Oh a local DeepSeek? Nice

> Starting from MacBooks with 96GB of RAM.

... oh. And I thought I bought a lot with 48 GB.

zozbot234 3 hours ago|

96GB is what the author claims will work in a foolproof way for easy production use. But nothing stops you from trying to run it on 48GB, it ought to gracefully fall back on accessing model layers from the disk.

brcmthrowaway 13 hours ago||

This guy is falling deep into Yegge-tier psychosis.

linkregister 12 hours ago||

Empirically, DS4 is hosting the DeepSeek v4 Flash model with good performance on home hardware. I'm curious how you came to this conclusion.

dakolli 12 hours ago||

"Empirically", have you tested this yourself?

linkregister 10 hours ago||

It's trivial to find reviews and benchmarks of DS4 online. Also, there are benchmarks in the article.

Here's one of the top hits: https://forums.developer.nvidia.com/t/fully-custom-cuda-nati...

Bizarre comment; sounds like "How do you know Porsches are fast? Did you drive one?"

calmingsolitude 9 hours ago|||

Parent is simply pointing out the incorrect usage of "empirically", which should typically only be mentioned when you've tested it yourself.

linkregister 9 hours ago||

I'm having trouble finding dictionaries or other references that add the qualifier that it needs to be self-tested and not relying on the research of others. Can you point me to one?

dakolli 9 hours ago||

I don't think comments on the internet count as "empirical" evidence, but sure.

linkregister 7 hours ago||

If you think antirez's benchmarks in the blog post are false, you should make the claim. Continue to move the goal posts.

dakolli 9 hours ago|||

Are you comparing an LLM running on a laptop to a Porsche?

I just find it really funny people are willing to write things like "empirically speaking, X is obvious" without actually testing it themselves.

I've seen mixed reviews, and the most honest sounding ones have said it has latency issues.

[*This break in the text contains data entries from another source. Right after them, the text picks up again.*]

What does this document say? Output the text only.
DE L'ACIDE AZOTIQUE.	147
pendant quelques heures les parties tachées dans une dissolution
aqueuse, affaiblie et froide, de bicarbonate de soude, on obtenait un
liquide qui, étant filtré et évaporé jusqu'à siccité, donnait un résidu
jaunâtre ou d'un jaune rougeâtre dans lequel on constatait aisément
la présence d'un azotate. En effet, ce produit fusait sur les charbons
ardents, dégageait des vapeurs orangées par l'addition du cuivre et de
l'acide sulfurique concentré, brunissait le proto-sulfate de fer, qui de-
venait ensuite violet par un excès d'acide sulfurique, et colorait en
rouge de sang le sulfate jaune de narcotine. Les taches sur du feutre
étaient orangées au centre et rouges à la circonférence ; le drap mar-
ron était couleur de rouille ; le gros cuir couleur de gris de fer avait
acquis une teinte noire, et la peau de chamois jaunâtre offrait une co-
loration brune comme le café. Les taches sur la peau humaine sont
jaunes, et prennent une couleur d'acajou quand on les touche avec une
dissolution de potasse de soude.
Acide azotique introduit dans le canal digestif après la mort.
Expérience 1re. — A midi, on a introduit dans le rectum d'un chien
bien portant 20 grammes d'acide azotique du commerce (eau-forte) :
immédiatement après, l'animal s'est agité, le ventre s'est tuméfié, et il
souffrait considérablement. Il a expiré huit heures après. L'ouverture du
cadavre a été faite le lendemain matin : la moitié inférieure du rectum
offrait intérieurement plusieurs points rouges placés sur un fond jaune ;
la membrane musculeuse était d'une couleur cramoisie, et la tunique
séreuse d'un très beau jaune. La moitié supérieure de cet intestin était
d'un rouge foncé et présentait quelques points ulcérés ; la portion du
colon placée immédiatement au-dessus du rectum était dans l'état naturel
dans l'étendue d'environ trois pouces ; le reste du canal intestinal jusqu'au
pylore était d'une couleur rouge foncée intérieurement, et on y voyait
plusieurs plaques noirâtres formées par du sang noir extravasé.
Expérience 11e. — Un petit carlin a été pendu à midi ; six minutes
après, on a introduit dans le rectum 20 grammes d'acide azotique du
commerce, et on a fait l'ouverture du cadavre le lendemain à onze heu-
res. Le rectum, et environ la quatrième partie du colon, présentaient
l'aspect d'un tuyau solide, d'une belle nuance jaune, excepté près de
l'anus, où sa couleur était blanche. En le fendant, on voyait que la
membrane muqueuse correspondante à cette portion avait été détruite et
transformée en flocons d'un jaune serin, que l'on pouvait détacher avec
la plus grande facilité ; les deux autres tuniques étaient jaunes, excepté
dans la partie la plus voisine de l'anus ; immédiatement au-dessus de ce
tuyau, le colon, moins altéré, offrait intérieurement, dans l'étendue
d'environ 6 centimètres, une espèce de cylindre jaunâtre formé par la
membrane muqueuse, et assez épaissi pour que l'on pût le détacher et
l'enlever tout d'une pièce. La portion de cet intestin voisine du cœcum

I don't really care that much what the average LLM power user says at this point, they're impressed by anything an LLM does. They're like toddler's entertained by the sound their Velcro shoes make.

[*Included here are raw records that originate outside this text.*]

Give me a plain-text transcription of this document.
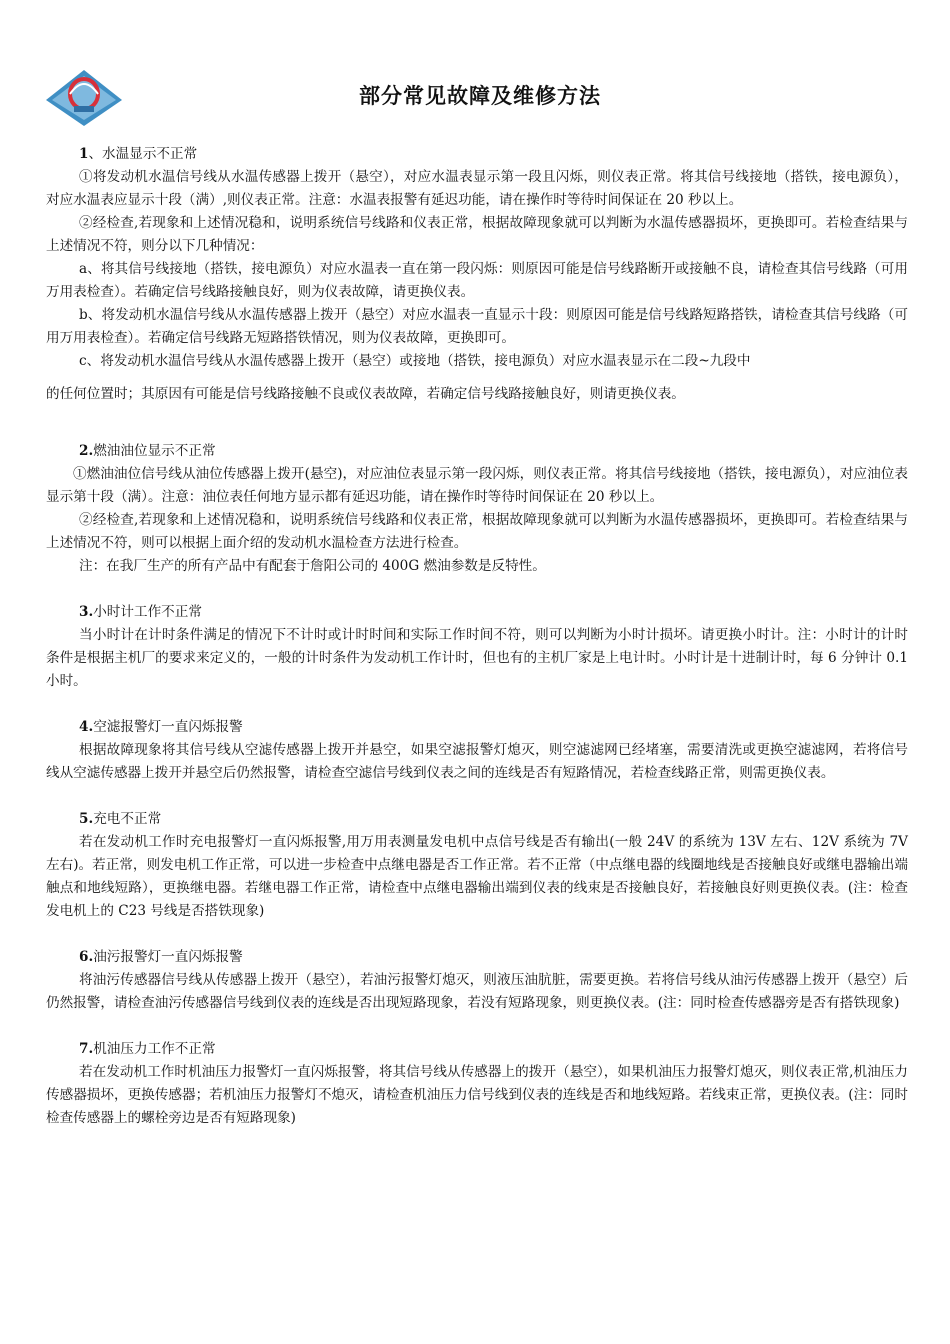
部分常见故障及维修方法

1、水温显示不正常

①将发动机水温信号线从水温传感器上拨开（悬空），对应水温表显示第一段且闪烁，则仪表正常。将其信号线接地（搭铁，接电源负），对应水温表应显示十段（满）,则仪表正常。注意：水温表报警有延迟功能，请在操作时等待时间保证在 20 秒以上。

②经检查,若现象和上述情况稳和，说明系统信号线路和仪表正常，根据故障现象就可以判断为水温传感器损坏，更换即可。若检查结果与上述情况不符，则分以下几种情况：

a、将其信号线接地（搭铁，接电源负）对应水温表一直在第一段闪烁：则原因可能是信号线路断开或接触不良，请检查其信号线路（可用万用表检查）。若确定信号线路接触良好，则为仪表故障，请更换仪表。

b、将发动机水温信号线从水温传感器上拨开（悬空）对应水温表一直显示十段：则原因可能是信号线路短路搭铁，请检查其信号线路（可用万用表检查）。若确定信号线路无短路搭铁情况，则为仪表故障，更换即可。

c、将发动机水温信号线从水温传感器上拨开（悬空）或接地（搭铁，接电源负）对应水温表显示在二段~九段中

的任何位置时；其原因有可能是信号线路接触不良或仪表故障，若确定信号线路接触良好，则请更换仪表。

2.燃油油位显示不正常

①燃油油位信号线从油位传感器上拨开(悬空)，对应油位表显示第一段闪烁，则仪表正常。将其信号线接地（搭铁，接电源负），对应油位表显示第十段（满）。注意：油位表任何地方显示都有延迟功能，请在操作时等待时间保证在 20 秒以上。

②经检查,若现象和上述情况稳和，说明系统信号线路和仪表正常，根据故障现象就可以判断为水温传感器损坏，更换即可。若检查结果与上述情况不符，则可以根据上面介绍的发动机水温检查方法进行检查。

注：在我厂生产的所有产品中有配套于詹阳公司的 400G 燃油参数是反特性。

3.小时计工作不正常

当小时计在计时条件满足的情况下不计时或计时时间和实际工作时间不符，则可以判断为小时计损坏。请更换小时计。注：小时计的计时条件是根据主机厂的要求来定义的，一般的计时条件为发动机工作计时，但也有的主机厂家是上电计时。小时计是十进制计时，每 6 分钟计 0.1 小时。

4.空滤报警灯一直闪烁报警

根据故障现象将其信号线从空滤传感器上拨开并悬空，如果空滤报警灯熄灭，则空滤滤网已经堵塞，需要清洗或更换空滤滤网，若将信号线从空滤传感器上拨开并悬空后仍然报警，请检查空滤信号线到仪表之间的连线是否有短路情况，若检查线路正常，则需更换仪表。

5.充电不正常

若在发动机工作时充电报警灯一直闪烁报警,用万用表测量发电机中点信号线是否有输出(一般 24V 的系统为 13V 左右、12V 系统为 7V 左右)。若正常，则发电机工作正常，可以进一步检查中点继电器是否工作正常。若不正常（中点继电器的线圈地线是否接触良好或继电器输出端触点和地线短路），更换继电器。若继电器工作正常，请检查中点继电器输出端到仪表的线束是否接触良好，若接触良好则更换仪表。(注：检查发电机上的 C23 号线是否搭铁现象)

6.油污报警灯一直闪烁报警

将油污传感器信号线从传感器上拨开（悬空），若油污报警灯熄灭，则液压油肮脏，需要更换。若将信号线从油污传感器上拨开（悬空）后仍然报警，请检查油污传感器信号线到仪表的连线是否出现短路现象，若没有短路现象，则更换仪表。(注：同时检查传感器旁是否有搭铁现象)

7.机油压力工作不正常

若在发动机工作时机油压力报警灯一直闪烁报警，将其信号线从传感器上的拨开（悬空），如果机油压力报警灯熄灭，则仪表正常,机油压力传感器损坏，更换传感器；若机油压力报警灯不熄灭，请检查机油压力信号线到仪表的连线是否和地线短路。若线束正常，更换仪表。(注：同时检查传感器上的螺栓旁边是否有短路现象)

You LLM people are going to be like my mom, once she got an Maps app she completely gave up on navigating anywhere with her own brain, and is lost without a phone.

Except for you LLM people, its going to be reading, writing, problem solving and thinking in general. You'll be completely reliant on an llm to get anything done, have fun with that. You're cooked bro.

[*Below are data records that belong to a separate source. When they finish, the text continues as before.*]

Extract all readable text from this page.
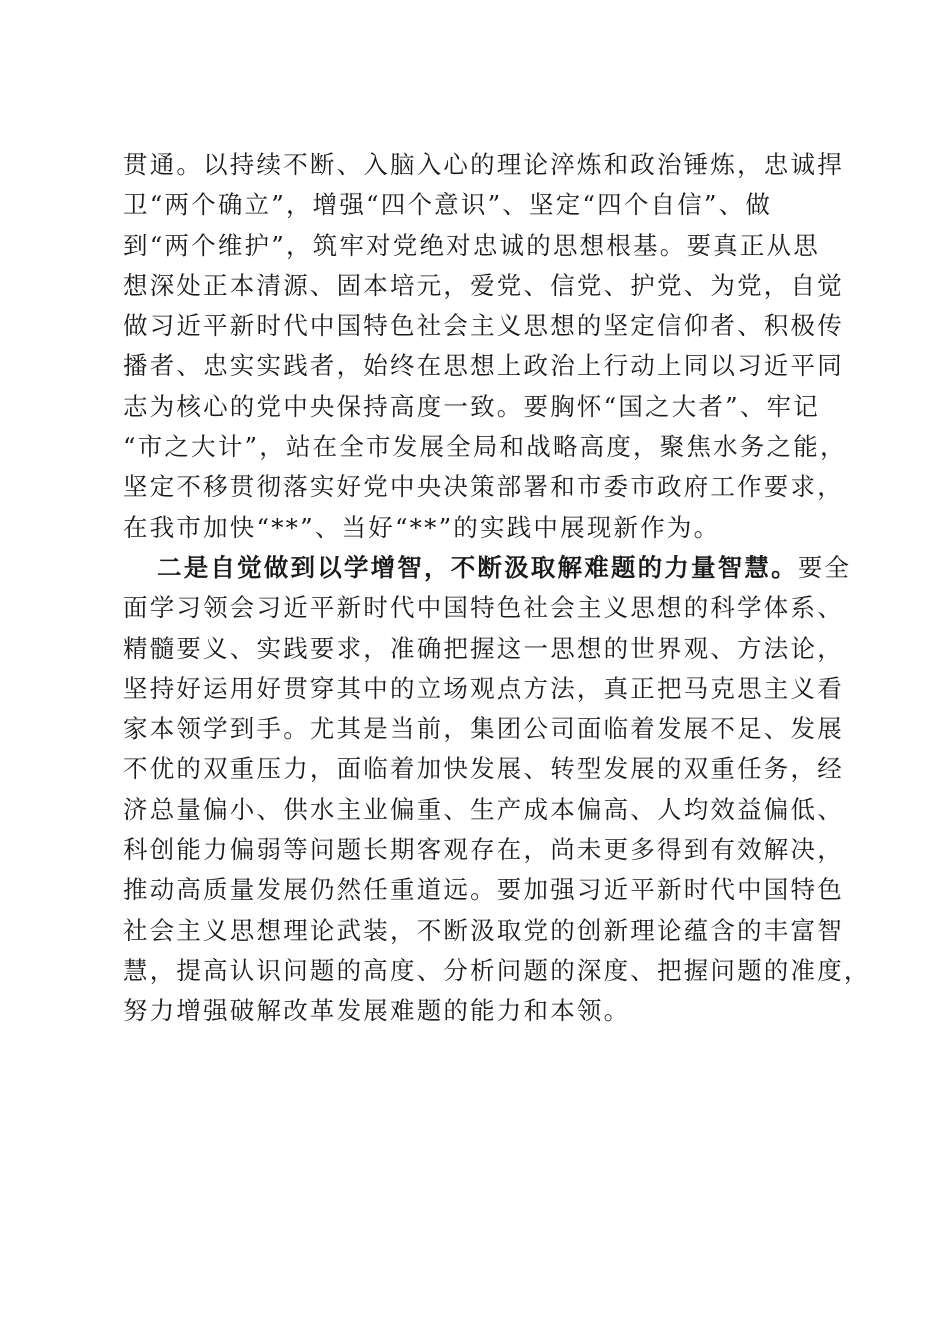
贯通。以持续不断、入脑入心的理论淬炼和政治锤炼，忠诚捍
卫“两个确立”，增强“四个意识”、坚定“四个自信”、做
到“两个维护”，筑牢对党绝对忠诚的思想根基。要真正从思
想深处正本清源、固本培元，爱党、信党、护党、为党，自觉
做习近平新时代中国特色社会主义思想的坚定信仰者、积极传
播者、忠实实践者，始终在思想上政治上行动上同以习近平同
志为核心的党中央保持高度一致。要胸怀“国之大者”、牢记
“市之大计”，站在全市发展全局和战略高度，聚焦水务之能，
坚定不移贯彻落实好党中央决策部署和市委市政府工作要求，
在我市加快“**”、当好“**”的实践中展现新作为。
二是自觉做到以学增智，不断汲取解难题的力量智慧。要全
面学习领会习近平新时代中国特色社会主义思想的科学体系、
精髓要义、实践要求，准确把握这一思想的世界观、方法论，
坚持好运用好贯穿其中的立场观点方法，真正把马克思主义看
家本领学到手。尤其是当前，集团公司面临着发展不足、发展
不优的双重压力，面临着加快发展、转型发展的双重任务，经
济总量偏小、供水主业偏重、生产成本偏高、人均效益偏低、
科创能力偏弱等问题长期客观存在，尚未更多得到有效解决，
推动高质量发展仍然任重道远。要加强习近平新时代中国特色
社会主义思想理论武装，不断汲取党的创新理论蕴含的丰富智
慧，提高认识问题的高度、分析问题的深度、把握问题的准度，
努力增强破解改革发展难题的能力和本领。
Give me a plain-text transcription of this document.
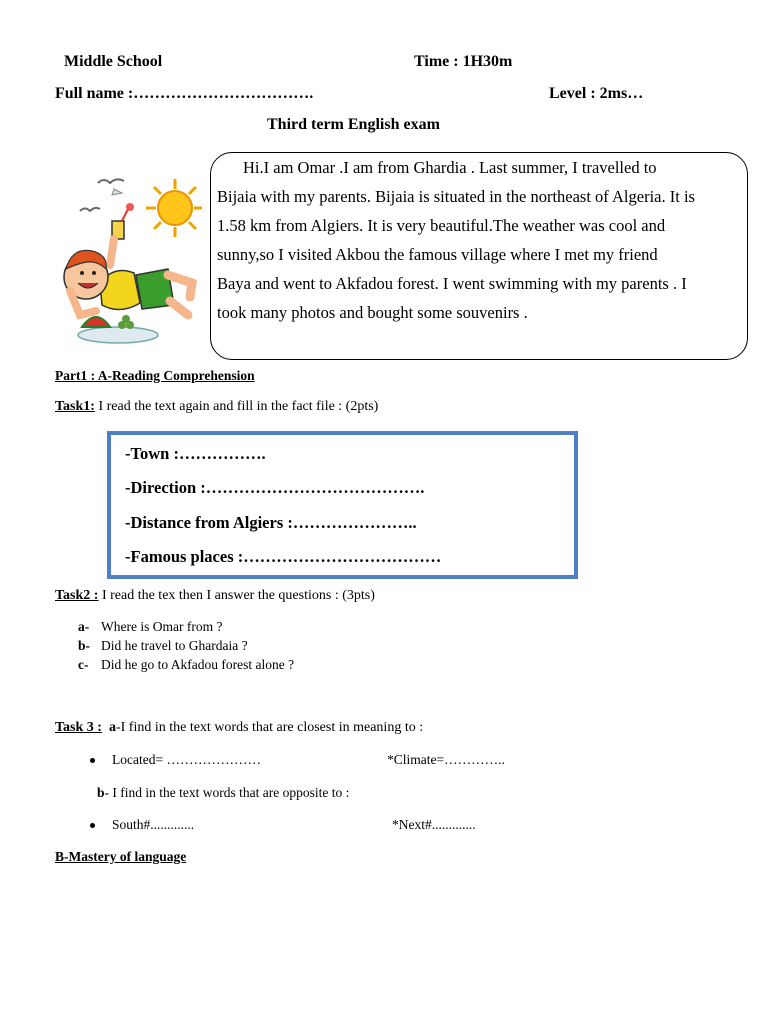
Middle School	Time : 1H30m
Full name :…………………………….	Level : 2ms…
Third term English exam

Hi.I am Omar .I am from Ghardia . Last summer, I travelled to

Bijaia with my parents. Bijaia is situated in the northeast of Algeria. It is

1.58 km from Algiers. It is very beautiful.The weather was cool and

sunny,so I visited Akbou the famous village where I met my friend

Baya and went to Akfadou forest. I went swimming with my parents . I

took many photos and bought some souvenirs .

Part1 : A-Reading Comprehension
Task1: I read the text again and fill in the fact file : (2pts)
-Town :…………….
-Direction :………………………………….
-Distance from Algiers :…………………..
-Famous places :………………………………
Task2 : I read the tex then I answer the questions : (3pts)
a- Where is Omar from ?
b- Did he travel to Ghardaia ?
c- Did he go to Akfadou forest alone ?
Task 3 : a-I find in the text words that are closest in meaning to :
Located= …………………	*Climate=…………..
b- I find in the text words that are opposite to :
South#.............	*Next#.............
B-Mastery of language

linkregister 9 hours ago||

It's funny because you make these assertions without any empiricism of your own. They're just speculations.

"You LLM people". Has it occurred to you that individuals have variation within groups?

wren6991 8 hours ago|||

Not even close. "I made this DSP task faster by focusing on exactly one compute graph on one machine instead of a compute graph compiler that runs on every possible machine" is a real engineering approach, and the AI usage is incidental. Things like Gas Town are self-serving turboslop whose only purpose is to generate more slop.

fgfarben 12 hours ago||

Nope.

vrighter 7 hours ago||

Damn it I was expecting something interesting about the ps4 controller. Not some more junk about AI. Such a rugpull

codedokode 13 hours ago|

I thought DeepSeek was closed-weights and proprietary? I wonder how it compares against Western open-weight models. The hugging face page contains the comparison only with proprietary models for some reason.

itishappy 13 hours ago||

DeepSeek has always been open-weight, and the DeepSeek HuggingFace page does not contain any comparisons. Where did you form these opinions?

codedokode 13 hours ago|||

It contains comparisons: https://huggingface.co/deepseek-ai/DeepSeek-V4-Flash

itishappy 12 hours ago||

Just the first one then...

Apologies. Where did I form my opinions?

zozbot234 13 hours ago||

Nemotron would be a comparable Western open model AIUI.